Pantano, who grew up in the Midtown Manhattan neighborhood known as Hell's Kitchen, is the son of an Italian immigrant. He served in the first Gulf War as an anti-tank gunner and then later as an elite Scout Sniper. After the war, he went off to college and did stints on Wall Street and in the media. He was en route to a business meeting on September 11, 2001, when he popped up from the subway to discover the World Trade Center ablaze.

Five days later, he was on line at the Marine Corps Reserve Center on Long Island trying to reenlist, and later secured a spot at Officer Candidate School in Quantico. He was assigned as an infantry officer in the 2nd Battalion 2nd Marine Regiment (called the "2/2" or "Warlords"). In early 2004, with some 1,000 troops, the 2/2 took over Mahmudiyah and

Latafiyah, small cities south of Baghdad.

Pantano's recollections of his time in these towns--dubbed the "Triangle of Death"--and later, Falluja, add some frontline color to the debates among policymakers.

Take the policy of "clear, hold, build," for example. We've learned that it's not enough simply to clear out the insurgents from their strongholds. We must also maintain a presence in these Sunni towns if we hope to create a secure space to reconstruct the local economy, develop a civil society, and foster indigenous leadership. Otherwise, the insurgents return and punish whoever cooperated with us.

Pantano saw firsthand in Falluja the consequences of just clearing, without holding and building: "We left behind civilians who'd come over to our side; who'd believed in us. Who would ever trust us? Until we'd won this war, anyone who'd sided with us would be marked as a traitor." And after his Marines pulled out of a town prematurely, Pantano writes, "It was painfully obvious that a family that lived nearby, who had trusted us, who had pointed out bad guys fleeing the city, would be executed."

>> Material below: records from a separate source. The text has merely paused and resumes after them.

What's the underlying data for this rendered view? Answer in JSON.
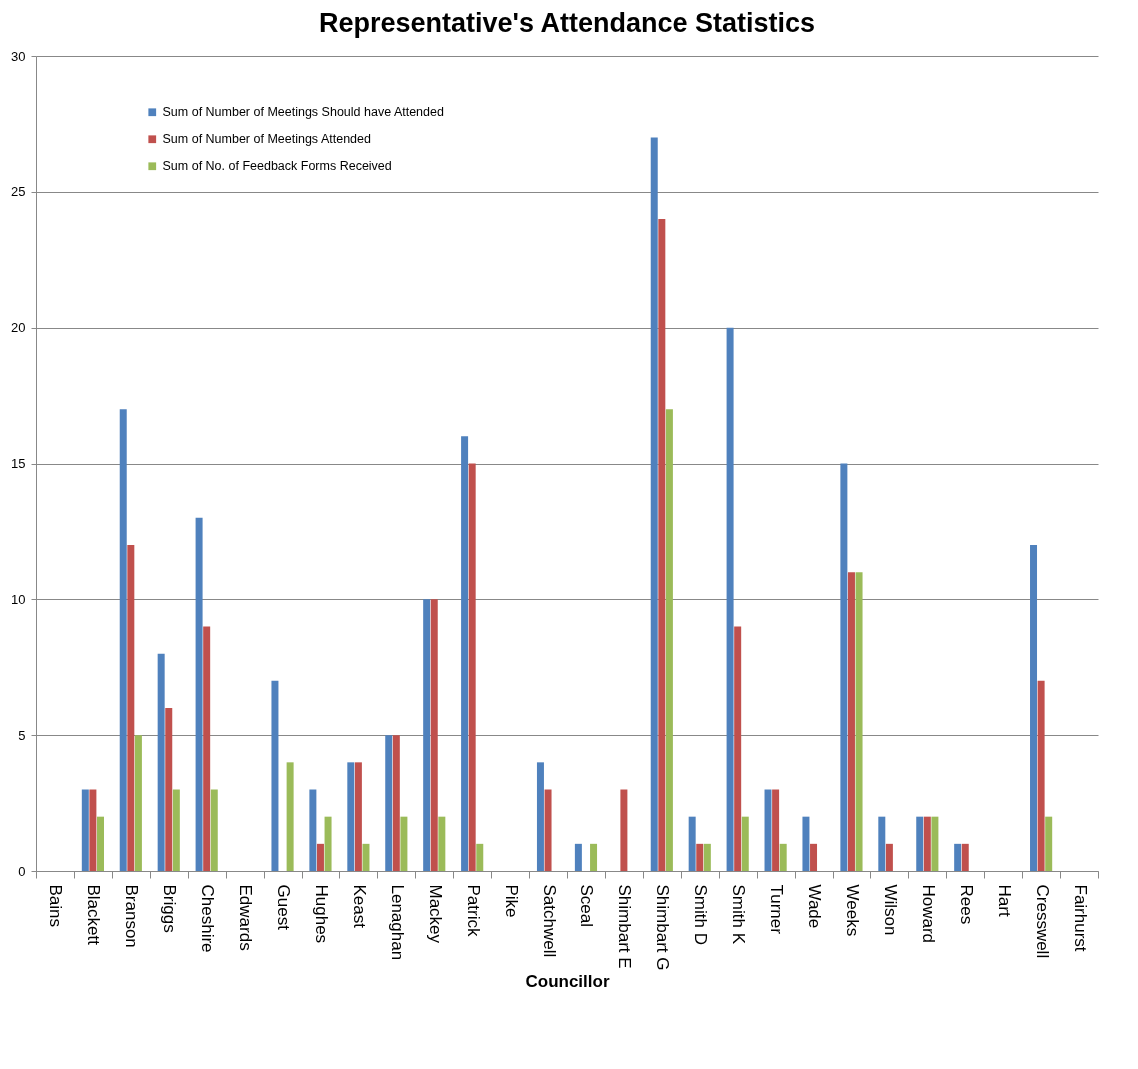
{
  "chart_data": {
    "type": "bar",
    "title": "Representative's Attendance Statistics",
    "xlabel": "Councillor",
    "categories": [
      "Bains",
      "Blackett",
      "Branson",
      "Briggs",
      "Cheshire",
      "Edwards",
      "Guest",
      "Hughes",
      "Keast",
      "Lenaghan",
      "Mackey",
      "Patrick",
      "Pike",
      "Satchwell",
      "Sceal",
      "Shimbart E",
      "Shimbart G",
      "Smith D",
      "Smith K",
      "Turner",
      "Wade",
      "Weeks",
      "Wilson",
      "Howard",
      "Rees",
      "Hart",
      "Cresswell",
      "Fairhurst"
    ],
    "series": [
      {
        "name": "Sum of Number of Meetings Should have Attended",
        "color": "#4f81bd",
        "values": [
          0,
          3,
          17,
          8,
          13,
          0,
          7,
          3,
          4,
          5,
          10,
          16,
          0,
          4,
          1,
          0,
          27,
          2,
          20,
          3,
          2,
          15,
          2,
          2,
          1,
          0,
          12,
          0
        ]
      },
      {
        "name": "Sum of Number of Meetings Attended",
        "color": "#c0504d",
        "values": [
          0,
          3,
          12,
          6,
          9,
          0,
          0,
          1,
          4,
          5,
          10,
          15,
          0,
          3,
          0,
          3,
          24,
          1,
          9,
          3,
          1,
          11,
          1,
          2,
          1,
          0,
          7,
          0
        ]
      },
      {
        "name": "Sum of No. of Feedback Forms Received",
        "color": "#9bbb59",
        "values": [
          0,
          2,
          5,
          3,
          3,
          0,
          4,
          2,
          1,
          2,
          2,
          1,
          0,
          0,
          1,
          0,
          17,
          1,
          2,
          1,
          0,
          11,
          0,
          2,
          0,
          0,
          2,
          0
        ]
      }
    ],
    "ylim": [
      0,
      30
    ],
    "yticks": [
      0,
      5,
      10,
      15,
      20,
      25,
      30
    ],
    "grid": "y",
    "legend": "top left"
  }
}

He also describes what seemed like a zero-sum dilemma between fighting insurgents and securing supply lines: "By mid-April 2004, the insurgents had already blown big holes out of the highway bridges, almost cutting the supply route into Baghdad and Falluja. The sudden and aggressive tactics were so effective that they prompted an irate senior Marine commander to remind his battalions: 'If we could take G-d--n Mount Suribachi, we sure as hell better hold a f--g highway!'" And then quips: "Sure we could. It just meant everything else would stop."